Tytan só existiu durante três dias – e tinha uma realidade confinada ao espaço virtual mantido pelos servidores da NATO no Norte da Europa. Dito por outras palavras: Tytan não existe e provavelmente nunca existirá; foi um país virtual, criado especificamente para levar a cabo o exercício Cyber Coalition da NATO, que decorreu na semana passada.

O Centro de Ciberdefesa participou no Cyber Coalition com 28 operacionais
Paulo Branco não esconde o sentimento de dever cumprido. O Centro de Ciberdefesa ainda está na fase de implementação inicial. Hoje, a sala protegida por uma porta de caixa-forte no edifício do EMGFA, no Restelo, Lisboa, ainda dá ares de acabado de estrear. Já há computadores e redes a operar – mas só existem 10 operacionais alocados à unidade que tem como objetivo funcionar como o braço eletrónico das Forças Armadas portuguesas. O que obrigou a recorrer temporariamente a outros efetivos que não costumam marcar presença no Centro de Ciberdefesa para participar no execício da NATO. No total, foram 28 os operacionais portugueses que participaram no treino. «Conseguimos detetar e parar todos os ataques», repete o chefe do Departamento de Operações do Centro de Ciberdefesa.
Desta vez, a missão dos militares portugueses estava limitada às ações de defesa – e não havia armas ou artilharia para disparar. Cada operacional tinha de lidar com uma ferramenta conhecida pela sigla MISP (de Malware Information Sharing Platform), que foi indicada pela NATO para detetar incidências e partilhar informação com os diferentes aliados.
Entre os alvos preferenciais dos hackers alegadamente arregimentados pelos países vizinhos de Tytan figurava a própria missão da NATO no país (batizada de NISFOR). «A NISFOR foi alvo de ataques de exfiltração de redes classificadas e infiltração em redes não classificadas», descreve Paulo Branco.

Além dos ataques ao centro de comando da NATO, os ciberoperaconais tinham como missão impedir ataques às redes de distribuição de água potável
Os ataques usados pelos hackers eram duplamente ameaçadores: além de extraírem informação das redes controladas pela NATO, tratavam de encriptar toda a informação, impedindo que as forças internacionais tivessem acesso a dados considerados vitais para as diferentes operações. «Detetámos essas tentativas de encriptação de ficheiros e conseguimos interromper as ações do adversário», garante Paulo Branco.

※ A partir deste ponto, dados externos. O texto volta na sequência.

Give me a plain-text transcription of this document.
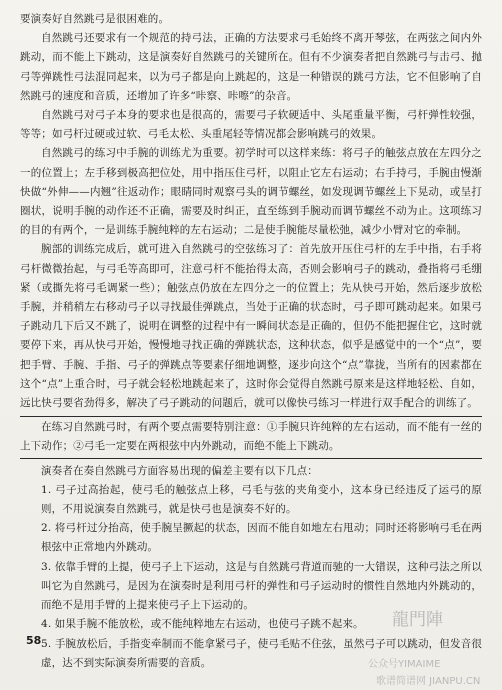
要演奏好自然跳弓是很困难的。

自然跳弓还要求有一个规范的持弓法，正确的方法要求弓毛始终不离开琴弦，在两弦之间内外跳动，而不能上下跳动，这是演奏好自然跳弓的关键所在。但有不少演奏者把自然跳弓与击弓、抛弓等弹跳性弓法混同起来，以为弓子都是向上跳起的，这是一种错误的跳弓方法，它不但影响了自然跳弓的速度和音质，还增加了许多“咔察、咔嚓”的杂音。

自然跳弓对弓子本身的要求也是很高的，需要弓子软硬适中、头尾重量平衡，弓杆弹性较强，等等；如弓杆过硬或过软、弓毛太松、头重尾轻等情况都会影响跳弓的效果。

自然跳弓的练习中手腕的训练尤为重要。初学时可以这样来练：将弓子的触弦点放在左四分之一的位置上；左手移到极高把位处，用中指压住弓杆，以阻止它左右运动；右手持弓，手腕由慢渐快做“外伸——内翘”往返动作；眼睛同时观察弓头的调节螺丝，如发现调节螺丝上下晃动，或呈打圈状，说明手腕的动作还不正确，需要及时纠正，直至练到手腕动而调节螺丝不动为止。这项练习的目的有两个，一是训练手腕纯粹的左右运动；二是使手腕能尽量松弛，减少小臂对它的牵制。

腕部的训练完成后，就可进入自然跳弓的空弦练习了：首先放开压住弓杆的左手中指，右手将弓杆微微抬起，与弓毛等高即可，注意弓杆不能抬得太高，否则会影响弓子的跳动，叠指将弓毛绷紧（或撕先将弓毛调紧一些）；触弦点仍放在左四分之一的位置上；先从快弓开始，然后逐步放松手腕，并稍稍左右移动弓子以寻找最佳弹跳点，当处于正确的状态时，弓子即可跳动起来。如果弓子跳动几下后又不跳了，说明在调整的过程中有一瞬间状态是正确的，但仍不能把握住它，这时就要停下来，再从快弓开始，慢慢地寻找正确的弹跳状态，这种状态，似乎是感觉中的一个“点”，要把手臂、手腕、手指、弓子的弹跳点等要素仔细地调整，逐步向这个“点”靠拢，当所有的因素都在这个“点”上重合时，弓子就会轻松地跳起来了，这时你会觉得自然跳弓原来是这样地轻松、自如，远比快弓要省劲得多，解决了弓子跳动的问题后，就可以像快弓练习一样进行双手配合的训练了。

在练习自然跳弓时，有两个要点需要特别注意：①手腕只许纯粹的左右运动，而不能有一丝的上下动作；②弓毛一定要在两根弦中内外跳动，而绝不能上下跳动。

演奏者在奏自然跳弓方面容易出现的偏差主要有以下几点：

1. 弓子过高抬起，使弓毛的触弦点上移，弓毛与弦的夹角变小，这本身已经违反了运弓的原则，不用说演奏自然跳弓，就是快弓也是演奏不好的。

2. 将弓杆过分抬高，使手腕呈撅起的状态，因而不能自如地左右甩动；同时还将影响弓毛在两根弦中正常地内外跳动。

3. 依靠手臂的上提，使弓子上下运动，这是与自然跳弓背道而驰的一大错误，这种弓法之所以叫它为自然跳弓，是因为在演奏时是利用弓杆的弹性和弓子运动时的惯性自然地内外跳动的，而绝不是用手臂的上提来使弓子上下运动的。

4. 如果手腕不能放松，或不能纯粹地左右运动，也使弓子跳不起来。

5. 手腕放松后，手指变牵制而不能拿紧弓子，使弓毛贴不住弦，虽然弓子可以跳动，但发音很虚，达不到实际演奏所需要的音质。

龍門陣
58
公众号YIMAIME
歌谱简谱网 JIANPU.CN
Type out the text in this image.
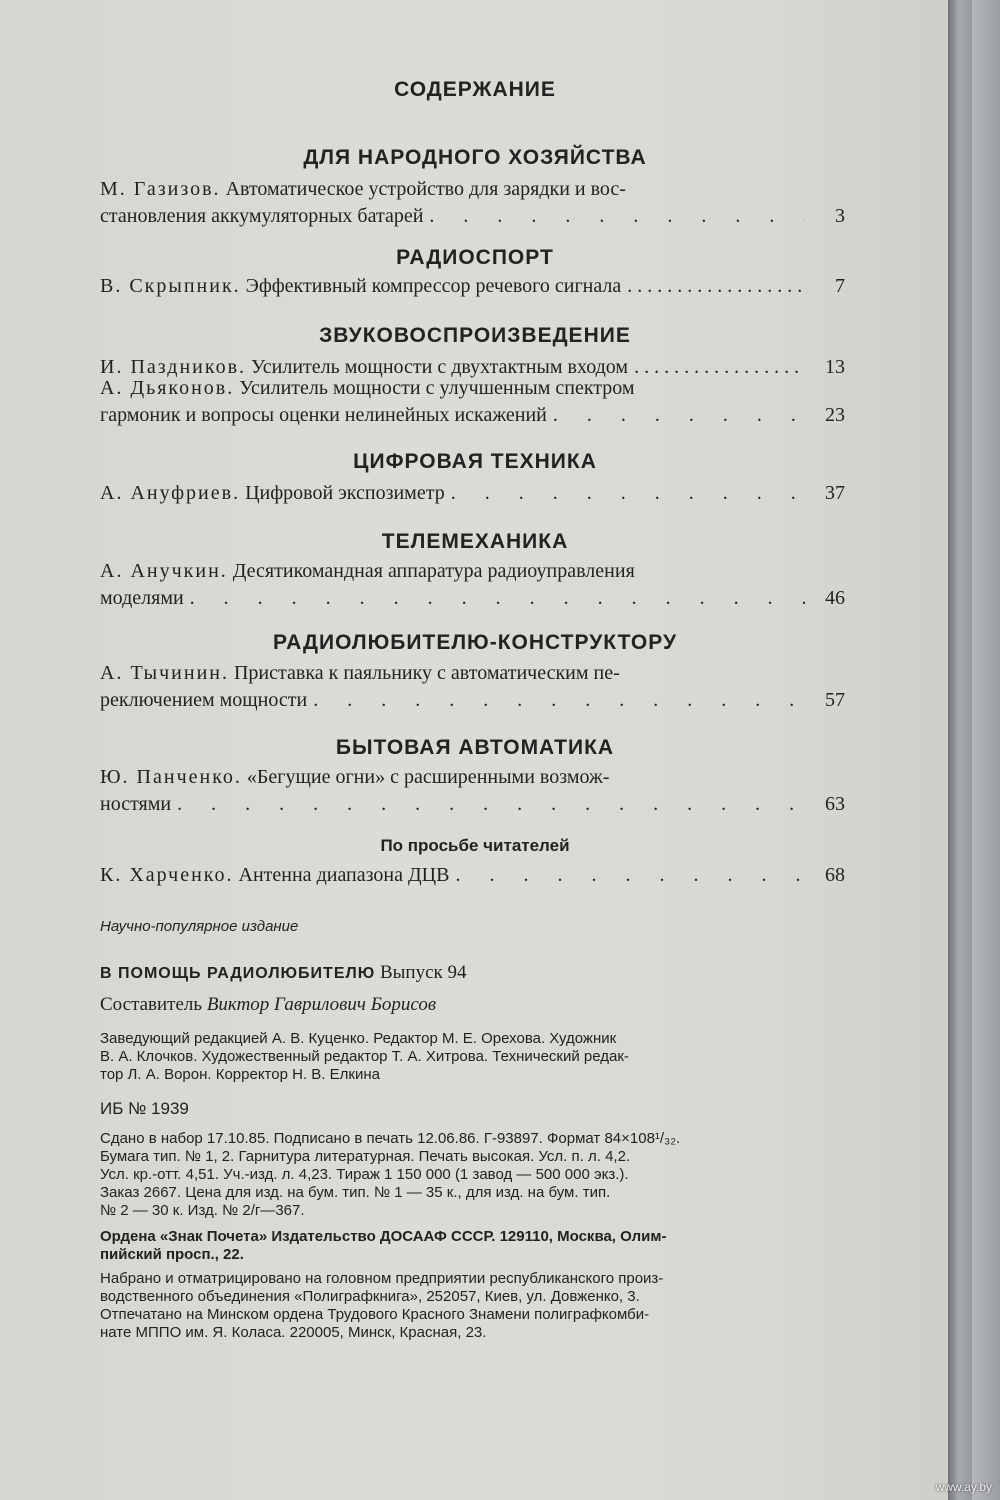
СОДЕРЖАНИЕ
ДЛЯ НАРОДНОГО ХОЗЯЙСТВА
М. Газизов. Автоматическое устройство для зарядки и вос-
становления аккумуляторных батарей . . .	3
РАДИОСПОРТ
В. Скрыпник. Эффективный компрессор речевого сигнала . . .	7
ЗВУКОВОСПРОИЗВЕДЕНИЕ
И. Паздников. Усилитель мощности с двухтактным входом . . .	13
А. Дьяконов. Усилитель мощности с улучшенным спектром
гармоник и вопросы оценки нелинейных искажений . . .	23
ЦИФРОВАЯ ТЕХНИКА
А. Ануфриев. Цифровой экспозиметр . . .	37
ТЕЛЕМЕХАНИКА
А. Анучкин. Десятикомандная аппаратура радиоуправления
моделями . . .	46
РАДИОЛЮБИТЕЛЮ-КОНСТРУКТОРУ
А. Тычинин. Приставка к паяльнику с автоматическим пе-
реключением мощности . . .	57
БЫТОВАЯ АВТОМАТИКА
Ю. Панченко. «Бегущие огни» с расширенными возмож-
ностями . . .	63
По просьбе читателей
К. Харченко. Антенна диапазона ДЦВ . . .	68
Научно-популярное издание
В ПОМОЩЬ РАДИОЛЮБИТЕЛЮ Выпуск 94
Составитель Виктор Гаврилович Борисов
Заведующий редакцией А. В. Куценко. Редактор М. Е. Орехова. Художник
В. А. Клочков. Художественный редактор Т. А. Хитрова. Технический редак-
тор Л. А. Ворон. Корректор Н. В. Елкина
ИБ № 1939
Сдано в набор 17.10.85. Подписано в печать 12.06.86. Г-93897. Формат 84×108¹/₃₂.
Бумага тип. № 1, 2. Гарнитура литературная. Печать высокая. Усл. п. л. 4,2.
Усл. кр.-отт. 4,51. Уч.-изд. л. 4,23. Тираж 1 150 000 (1 завод — 500 000 экз.).
Заказ 2667. Цена для изд. на бум. тип. № 1 — 35 к., для изд. на бум. тип.
№ 2 — 30 к. Изд. № 2/г—367.
Ордена «Знак Почета» Издательство ДОСААФ СССР. 129110, Москва, Олим-
пийский просп., 22.
Набрано и отматрицировано на головном предприятии республиканского произ-
водственного объединения «Полиграфкнига», 252057, Киев, ул. Довженко, 3.
Отпечатано на Минском ордена Трудового Красного Знамени полиграфкомби-
нате МППО им. Я. Коласа. 220005, Минск, Красная, 23.
www.ay.by
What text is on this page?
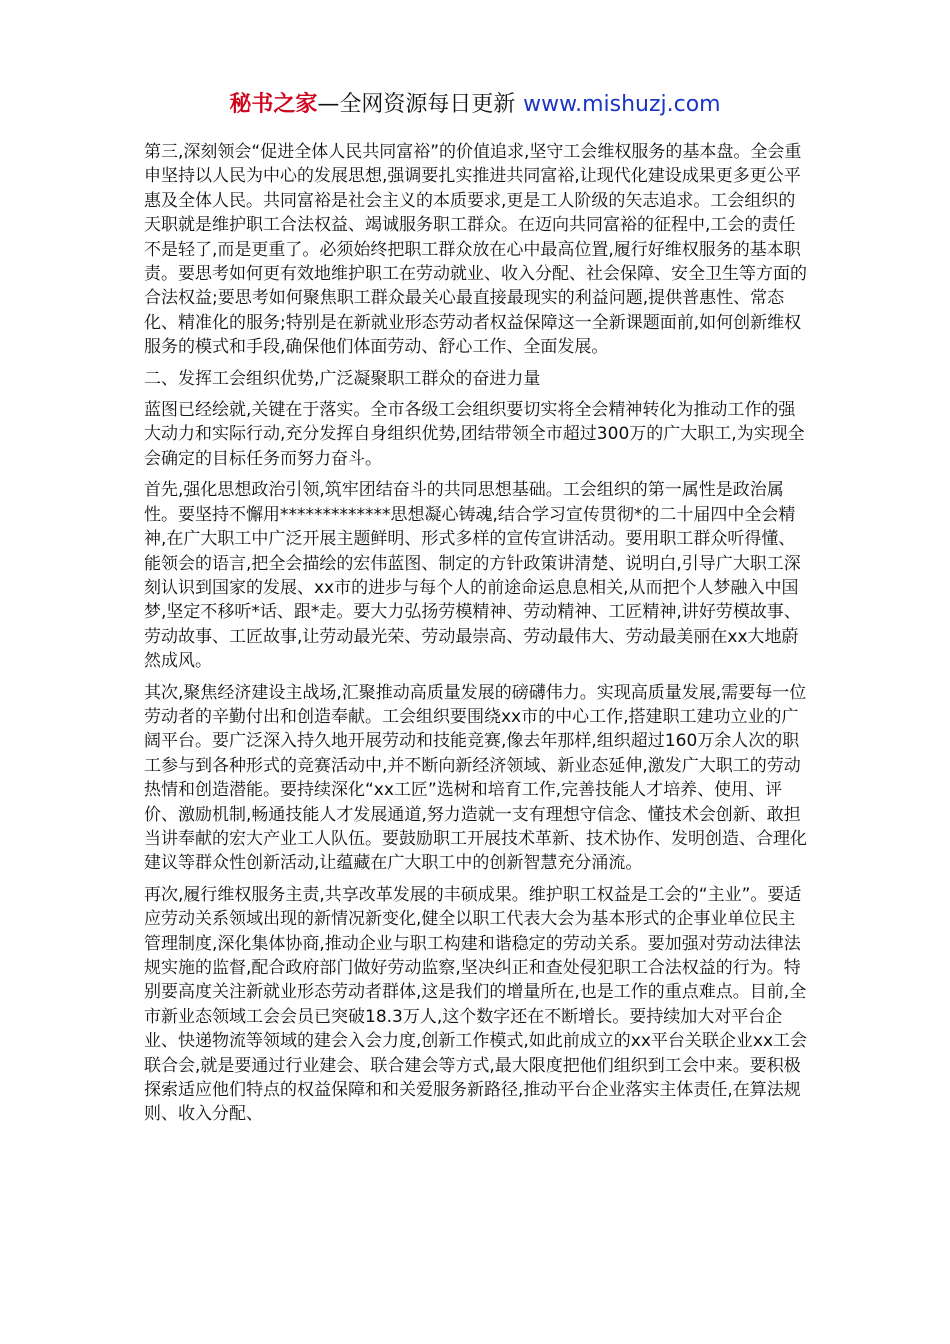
秘书之家—全网资源每日更新 www.mishuzj.com

第三,深刻领会“促进全体人民共同富裕”的价值追求,坚守工会维权服务的基本盘。全会重申坚持以人民为中心的发展思想,强调要扎实推进共同富裕,让现代化建设成果更多更公平惠及全体人民。共同富裕是社会主义的本质要求,更是工人阶级的矢志追求。工会组织的天职就是维护职工合法权益、竭诚服务职工群众。在迈向共同富裕的征程中,工会的责任不是轻了,而是更重了。必须始终把职工群众放在心中最高位置,履行好维权服务的基本职责。要思考如何更有效地维护职工在劳动就业、收入分配、社会保障、安全卫生等方面的合法权益;要思考如何聚焦职工群众最关心最直接最现实的利益问题,提供普惠性、常态化、精准化的服务;特别是在新就业形态劳动者权益保障这一全新课题面前,如何创新维权服务的模式和手段,确保他们体面劳动、舒心工作、全面发展。

二、发挥工会组织优势,广泛凝聚职工群众的奋进力量

蓝图已经绘就,关键在于落实。全市各级工会组织要切实将全会精神转化为推动工作的强大动力和实际行动,充分发挥自身组织优势,团结带领全市超过300万的广大职工,为实现全会确定的目标任务而努力奋斗。

首先,强化思想政治引领,筑牢团结奋斗的共同思想基础。工会组织的第一属性是政治属性。要坚持不懈用*************思想凝心铸魂,结合学习宣传贯彻*的二十届四中全会精神,在广大职工中广泛开展主题鲜明、形式多样的宣传宣讲活动。要用职工群众听得懂、能领会的语言,把全会描绘的宏伟蓝图、制定的方针政策讲清楚、说明白,引导广大职工深刻认识到国家的发展、xx市的进步与每个人的前途命运息息相关,从而把个人梦融入中国梦,坚定不移听*话、跟*走。要大力弘扬劳模精神、劳动精神、工匠精神,讲好劳模故事、劳动故事、工匠故事,让劳动最光荣、劳动最崇高、劳动最伟大、劳动最美丽在xx大地蔚然成风。

其次,聚焦经济建设主战场,汇聚推动高质量发展的磅礴伟力。实现高质量发展,需要每一位劳动者的辛勤付出和创造奉献。工会组织要围绕xx市的中心工作,搭建职工建功立业的广阔平台。要广泛深入持久地开展劳动和技能竞赛,像去年那样,组织超过160万余人次的职工参与到各种形式的竞赛活动中,并不断向新经济领域、新业态延伸,激发广大职工的劳动热情和创造潜能。要持续深化“xx工匠”选树和培育工作,完善技能人才培养、使用、评价、激励机制,畅通技能人才发展通道,努力造就一支有理想守信念、懂技术会创新、敢担当讲奉献的宏大产业工人队伍。要鼓励职工开展技术革新、技术协作、发明创造、合理化建议等群众性创新活动,让蕴藏在广大职工中的创新智慧充分涌流。

再次,履行维权服务主责,共享改革发展的丰硕成果。维护职工权益是工会的“主业”。要适应劳动关系领域出现的新情况新变化,健全以职工代表大会为基本形式的企事业单位民主管理制度,深化集体协商,推动企业与职工构建和谐稳定的劳动关系。要加强对劳动法律法规实施的监督,配合政府部门做好劳动监察,坚决纠正和查处侵犯职工合法权益的行为。特别要高度关注新就业形态劳动者群体,这是我们的增量所在,也是工作的重点难点。目前,全市新业态领域工会会员已突破18.3万人,这个数字还在不断增长。要持续加大对平台企业、快递物流等领域的建会入会力度,创新工作模式,如此前成立的xx平台关联企业xx工会联合会,就是要通过行业建会、联合建会等方式,最大限度把他们组织到工会中来。要积极探索适应他们特点的权益保障和和关爱服务新路径,推动平台企业落实主体责任,在算法规则、收入分配、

Nas linhas de comboios, a suspensão da atividade acabou por evitar males maiores, mas no denominado Tori Pocket, no extremo Oeste de Tytan, a crise assumiu contornos dramáticos. Os hackers conseguiram lançar ataques aos sistemas PLC da Siemens, que controlavam equipamentos de distribuição de água potável. Durante as ações ataque, o Centro de Ciberdefesa recorreu à troca de informações com o Centro Nacional de Cibersegurança (CNCS), para debelar as vulnerabilidades encontradas nos sistemas de distribuição de água de Tytan.
«Teoricamente, tudo correu bem e a NISFOR ajudou a concretizar as primeiras eleições democráticas em Tytan, e as crianças foram salvas com um envio de um comboio humanitário», informa Paulo Branco.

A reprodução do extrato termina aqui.